Absorption of Microwaves by Oxygen in the Millimeter Wavelength Region

Abstract

Pressure broadening of the absorption lines near 60 000 Mc/sec because of the oxygen molecule has been examined in pure oxygen, and in oxygen-nitrogen mixtures. The apparatus consisted of a large nonresonant cavity spectrometer, with bolometer detectors. At pressures of a few millimeters, a fairly constant ($\frac{\Delta \nu }{P}$) value of 1.94±5 percent (Mc/sec) per mm Hg has been found for pure oxygen, independent of the rotational state of the molecule.

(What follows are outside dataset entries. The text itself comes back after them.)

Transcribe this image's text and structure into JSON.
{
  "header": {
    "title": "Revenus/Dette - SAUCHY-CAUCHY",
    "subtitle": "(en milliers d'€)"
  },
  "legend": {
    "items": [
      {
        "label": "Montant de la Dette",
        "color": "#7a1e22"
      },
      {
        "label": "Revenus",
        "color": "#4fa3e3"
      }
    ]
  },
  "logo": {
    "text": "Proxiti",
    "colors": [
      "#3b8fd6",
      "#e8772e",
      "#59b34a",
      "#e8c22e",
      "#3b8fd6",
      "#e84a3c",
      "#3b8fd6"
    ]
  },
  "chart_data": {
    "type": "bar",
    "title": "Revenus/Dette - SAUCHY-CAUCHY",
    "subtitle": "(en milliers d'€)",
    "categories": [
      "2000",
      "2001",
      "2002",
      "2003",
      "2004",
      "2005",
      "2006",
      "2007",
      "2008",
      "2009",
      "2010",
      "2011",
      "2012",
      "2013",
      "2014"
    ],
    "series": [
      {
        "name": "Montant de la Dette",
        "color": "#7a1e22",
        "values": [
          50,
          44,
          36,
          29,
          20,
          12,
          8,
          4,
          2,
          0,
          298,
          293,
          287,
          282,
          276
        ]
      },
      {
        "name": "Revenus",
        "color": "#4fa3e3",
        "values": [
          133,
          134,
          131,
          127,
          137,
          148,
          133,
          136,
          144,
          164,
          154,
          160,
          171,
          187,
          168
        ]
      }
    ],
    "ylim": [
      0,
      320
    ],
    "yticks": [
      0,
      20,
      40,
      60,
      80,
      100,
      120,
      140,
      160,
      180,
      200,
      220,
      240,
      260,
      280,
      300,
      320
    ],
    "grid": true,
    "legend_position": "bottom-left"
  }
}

To explain absorption in dry air at pressures from one-quarter to one atmosphere, a value of 0.75 for the broadening ratio of ($\frac{\Delta \nu }{P}$) for ${\mathrm{O}}_2$-${\mathrm{N}}_2$ to ($\frac{\Delta \nu }{P}$) for ${\mathrm{O}}_2$-${\mathrm{O}}_2$ accounts satisfactorily for the broadening effect of nitrogen. A theoretical analysis has been applied assuming the important molecular interactions are the London dispersion (polarizability) and exchange forces. Dipole-dipole forces are absent, and quadrupole- and magnetic-dipole effects are found to be too weak to be effective.